A tightening capital market is forcing global entrepreneurs to ditch rapid expansion plans in favor of immediate profitability and disciplined growth. New research from EY-Parthenon reveals that 59% of surveyed founders find growth capital more constrained than it was a year ago, with 20% citing reduced capital access as a significant risk compared to just 11% of large enterprise CEOs. 

This funding squeeze has pushed 91% of entrepreneurs to prioritize margin preservation, cash flow improvement, and long-term resilience over scaling quickly into new geographic markets. Andrea Guerzoni, Global Vice Vice Chair at EY-Parthenon, stated that "tolerance for missteps has narrowed, making execution, quality and financial control more important than headline expansion."

Despite these capital constraints, artificial intelligence has become a standardized line item in the entrepreneurial budget, with 80% of founders planning to increase AI investments this year. However, the pressure is mounting to connect this spending to tangible returns, as many firms struggle to track whether the technology actually improves revenue or operational margins. 

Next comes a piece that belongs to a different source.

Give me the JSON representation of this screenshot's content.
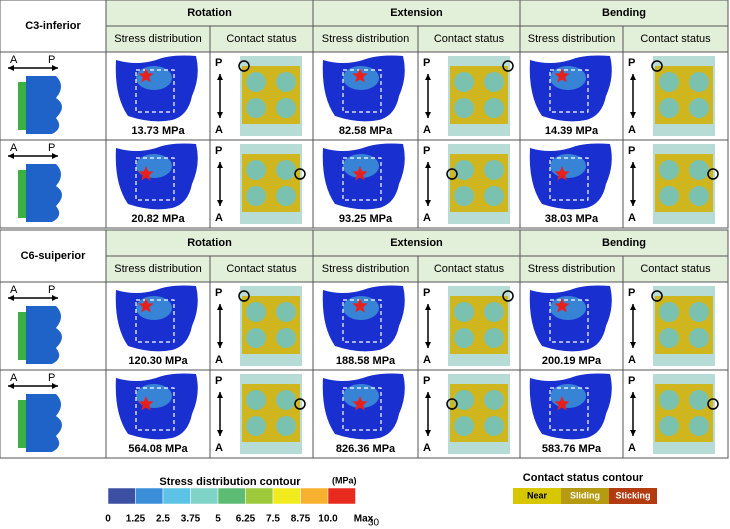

Beyond measurement hurdles, talent remains a bottleneck to execution; 25% of respondents identified limited AI and data skills in their current workforce as the primary obstacle to generating value from the technology. To bridge this gap, 46% of entrepreneurs are focusing their workforce strategies on reskilling and upskilling existing staff, while 41% are actively redesigning operational roles to combine human and machine capabilities.

The study also exposes a stark strategic divide between agile startups and large corporations regarding external collaborations. Only 32% of entrepreneurs plan to pursue strategic alliances, and just 26% are open to joint ventures, compared to 57% and 45% of large enterprise CEOs, respectively. This cautious stance reflects a deliberate effort by founders to maintain control and agility while managing limited corporate bandwidth. 

Guerzoni noted that while many founders remain cautious, "alliances are an underused lever for founders, offering access to a broader ecosystem to power scale, skills and market reach without the cost or complexity of building everything alone."